Lady Emily Smyth MScR current and past students

Read about current and past MScR students and details of their BCAI funded projects

Meet our current MScR students 2022-2023

Mathilda Digby

MSCR 2022 studentship project, Mathilda Digby

Project – Reaching for light: how aboveground competition shapes the 3D architecture of trees 

Trees come in all shapes and sizes – from incredibly tall and slender, to short and wide. Among the various drivers that shape tree architecture, a particularly important one is competition for light with neighbouring trees. However, because traditional surveying methods are poorly suited to accurately measuring tree crown architecture, little progress has been made in explaining how differences in overall tree architecture are driven by competition arising from underlying changes in branching patterns.  

To address this knowledge gap, this project will leverage recent advances in airborne laser scanning (ALS) that allow us to generate highly detailed 3D reconstructions of a tree crown architecture. By bringing together ALS data from a range of different forest types, this project will shed new light on how competition with neighbours moulds a tree’s crown architecture.

Nathanael Tan

 MScR student Nathanael Tan inside a green house in Kew Gardens

Project – Quantifying hail resistance in crop plants  

How, where, and why does hail damage plants? It is a privilege to be awarded the Lady Emily Smyth studentship to answer this question. Despite being regarded as a catastrophic and damaging weather event, the effect of hailstorms on plants is not well studied. If we are to engineer or breed more hail-resistant crops for our uncertain future, we must first understand the strategies available for plants to survive and adapt to such a traumatic event.
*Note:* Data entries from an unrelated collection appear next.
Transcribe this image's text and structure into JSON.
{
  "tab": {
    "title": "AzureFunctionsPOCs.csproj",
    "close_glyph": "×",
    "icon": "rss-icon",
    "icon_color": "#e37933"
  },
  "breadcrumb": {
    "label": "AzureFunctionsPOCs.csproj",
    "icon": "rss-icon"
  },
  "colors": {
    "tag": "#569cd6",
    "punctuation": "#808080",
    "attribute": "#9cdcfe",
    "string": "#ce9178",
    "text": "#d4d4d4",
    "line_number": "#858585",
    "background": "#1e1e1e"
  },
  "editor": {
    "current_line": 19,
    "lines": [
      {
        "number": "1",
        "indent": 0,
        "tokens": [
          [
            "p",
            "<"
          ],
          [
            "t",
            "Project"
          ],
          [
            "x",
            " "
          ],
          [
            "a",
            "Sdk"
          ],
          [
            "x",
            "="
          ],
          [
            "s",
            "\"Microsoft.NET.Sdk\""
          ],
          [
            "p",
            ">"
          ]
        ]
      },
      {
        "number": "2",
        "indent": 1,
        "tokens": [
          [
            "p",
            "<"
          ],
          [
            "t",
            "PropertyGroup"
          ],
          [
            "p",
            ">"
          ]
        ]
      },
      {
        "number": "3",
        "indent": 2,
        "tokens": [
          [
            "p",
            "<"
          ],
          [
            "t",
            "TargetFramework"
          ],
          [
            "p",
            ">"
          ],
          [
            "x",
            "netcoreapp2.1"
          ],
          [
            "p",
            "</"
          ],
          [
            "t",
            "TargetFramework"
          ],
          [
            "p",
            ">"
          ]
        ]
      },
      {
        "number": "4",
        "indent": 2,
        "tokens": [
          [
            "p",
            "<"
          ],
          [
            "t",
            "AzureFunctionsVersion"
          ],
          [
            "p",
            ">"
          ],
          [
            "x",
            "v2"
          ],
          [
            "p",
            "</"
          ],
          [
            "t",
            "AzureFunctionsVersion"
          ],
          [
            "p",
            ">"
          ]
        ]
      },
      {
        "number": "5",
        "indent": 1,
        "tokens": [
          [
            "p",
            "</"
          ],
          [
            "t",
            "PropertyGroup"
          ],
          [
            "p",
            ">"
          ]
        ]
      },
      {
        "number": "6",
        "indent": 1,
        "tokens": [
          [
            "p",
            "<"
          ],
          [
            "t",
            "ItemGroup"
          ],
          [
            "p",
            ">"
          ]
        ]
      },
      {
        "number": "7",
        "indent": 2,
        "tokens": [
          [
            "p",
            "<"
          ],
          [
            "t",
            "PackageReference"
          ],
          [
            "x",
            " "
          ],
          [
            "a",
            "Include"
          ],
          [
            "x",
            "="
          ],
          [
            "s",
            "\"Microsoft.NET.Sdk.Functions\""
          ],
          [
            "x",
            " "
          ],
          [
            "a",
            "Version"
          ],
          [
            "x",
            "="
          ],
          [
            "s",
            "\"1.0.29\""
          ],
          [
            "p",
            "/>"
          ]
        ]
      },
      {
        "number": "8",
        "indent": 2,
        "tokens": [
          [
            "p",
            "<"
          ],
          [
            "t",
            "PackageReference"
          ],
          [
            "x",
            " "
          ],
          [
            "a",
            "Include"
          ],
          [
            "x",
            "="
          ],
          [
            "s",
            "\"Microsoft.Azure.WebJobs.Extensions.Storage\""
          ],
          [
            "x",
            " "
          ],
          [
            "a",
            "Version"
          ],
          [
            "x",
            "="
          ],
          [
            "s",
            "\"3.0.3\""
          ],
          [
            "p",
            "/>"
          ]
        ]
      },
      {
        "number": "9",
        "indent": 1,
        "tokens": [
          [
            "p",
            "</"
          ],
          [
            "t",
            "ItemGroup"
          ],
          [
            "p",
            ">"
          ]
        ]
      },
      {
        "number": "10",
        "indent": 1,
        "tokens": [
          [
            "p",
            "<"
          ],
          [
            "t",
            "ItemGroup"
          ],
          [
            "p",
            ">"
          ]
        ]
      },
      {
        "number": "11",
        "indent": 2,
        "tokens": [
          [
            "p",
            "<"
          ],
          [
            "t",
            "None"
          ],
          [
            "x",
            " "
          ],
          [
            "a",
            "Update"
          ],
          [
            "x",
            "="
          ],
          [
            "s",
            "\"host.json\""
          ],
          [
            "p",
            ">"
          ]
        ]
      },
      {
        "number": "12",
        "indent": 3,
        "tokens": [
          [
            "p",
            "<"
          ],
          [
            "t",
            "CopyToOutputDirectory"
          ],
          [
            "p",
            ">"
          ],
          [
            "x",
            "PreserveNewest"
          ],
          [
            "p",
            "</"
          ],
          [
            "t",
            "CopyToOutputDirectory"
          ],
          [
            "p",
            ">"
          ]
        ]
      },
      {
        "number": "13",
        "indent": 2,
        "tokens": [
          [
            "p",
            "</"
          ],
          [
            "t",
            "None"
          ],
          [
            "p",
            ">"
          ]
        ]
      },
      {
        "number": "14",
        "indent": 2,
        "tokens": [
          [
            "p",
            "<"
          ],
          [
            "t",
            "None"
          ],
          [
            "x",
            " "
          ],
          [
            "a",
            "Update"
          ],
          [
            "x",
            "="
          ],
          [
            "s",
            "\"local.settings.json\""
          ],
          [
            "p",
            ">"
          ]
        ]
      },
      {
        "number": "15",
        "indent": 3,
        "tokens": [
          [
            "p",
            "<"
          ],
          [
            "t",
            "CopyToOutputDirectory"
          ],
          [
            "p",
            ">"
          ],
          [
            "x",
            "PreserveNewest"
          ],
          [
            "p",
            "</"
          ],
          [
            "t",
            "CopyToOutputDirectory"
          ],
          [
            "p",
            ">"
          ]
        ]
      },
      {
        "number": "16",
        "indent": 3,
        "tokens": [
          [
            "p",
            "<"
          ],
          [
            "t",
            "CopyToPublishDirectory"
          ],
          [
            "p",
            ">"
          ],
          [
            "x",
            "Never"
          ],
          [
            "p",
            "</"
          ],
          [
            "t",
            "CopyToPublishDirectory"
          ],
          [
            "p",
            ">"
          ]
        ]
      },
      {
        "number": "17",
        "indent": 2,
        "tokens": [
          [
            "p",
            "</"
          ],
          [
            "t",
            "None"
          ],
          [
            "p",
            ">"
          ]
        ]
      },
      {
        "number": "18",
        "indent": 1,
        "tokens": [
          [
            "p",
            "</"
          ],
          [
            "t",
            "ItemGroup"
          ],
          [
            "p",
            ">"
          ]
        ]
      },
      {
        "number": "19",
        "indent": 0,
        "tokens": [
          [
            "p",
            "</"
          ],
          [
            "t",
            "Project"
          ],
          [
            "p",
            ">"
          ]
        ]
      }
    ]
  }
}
I will be taking a unique spin on the problem, studying it from the perspective of mechanical ecology. We have constructed a device that simulates and records the impact of hailstones and will be taking it to the field to test a wide range of plants. By analysing the high-speed video in conjunction with studying the anatomy and morphology of these plants, I hope to home in on the tricks different plants may have developed to cope with hail. We hope to leverage these strategies to help protect the most vulnerable crop plants in the future.


MScR students 2021-2022

The studentships for 2021-2022 were awarded to:

  • Zoe Kitching
  • Matthew Turk
  • Ellen Wright

Zoe Kitching 

Project – Identifying genes with the potential to reduce soil erosion in crops using plant model systems

The Lady Emily Smyth studentship, from the Bristol Centre for Agricultural Innovation (BCAI), has given me a fantastic opportunity this year to research genes with the potential to reduce soil erosion in wheat. Soil is an essential non-renewable resource for human life, 99.7% of our calorific intake relies upon it. However, 80% of agricultural lands are experiencing moderate to severe rates of soil erosion which is seriously endangering food security.

One solution is to genetically engineer or breed crops with traits which reduce erosion. Wheat has the greatest land use of any crop on earth, so is a good starting point. My research will use reverse genetic techniques such as, TILLING and deletion lines, and transient protoplast expression analysis to attempt to identify the genes in wheat with the potential to reduce soil erosion. Ideally, this could inform future wheat breeding and genetic engineering.  

Matthew Turk

Project – Saving Cassava: A novel gene in a deadly virus 

Cassava is a major calorie crop in tropical areas around the world. I am very pleased to have been awarded the Lady Emily Smyth Studentship which will fund my research into two major Cassava viruses (Cassava Brown Streak Virus (CBSV) and Ugandan Cassava Brown Streak Virus (UCBSV)) which threaten the production of this crop and, therefore, food security, in sub-Saharan Africa.   

In particular, I will be exploring the unusual Maf/Ham1 protein encoded by these viruses. These proteins are not usually encoded by viruses and, therefore, we hope that furthering our understanding of this protein it might be possible to use this knowledge to combat CBSV/UCBSV and safeguard cassava crops into the future. I aim to further our understanding of this protein by generating a panel of chimeric and mutated infectious clones to study gene function and viral virulence.   

Ellen Wright

Project – Pollen: the missing data in floral resource projects

I am currently undertaking a Masters by Research funded by the Lady Emily Smyth Studentship from the Bristol Centre for Agricultural Innovation. I will be researching floral longevity and its relation to pollen availability. I will be undertaking extensive fieldwork to identify the floral longevity of 70 common flowering plant species in the UK. This will then be combined with floral pollen production data to calculate the amount of pollen produced per flower, per 24 hours. This research will fill a large gap currently found within pollinator ecology and floral resource knowledge and may help organisations to design effect schemes to improve pollinator resources on farmland.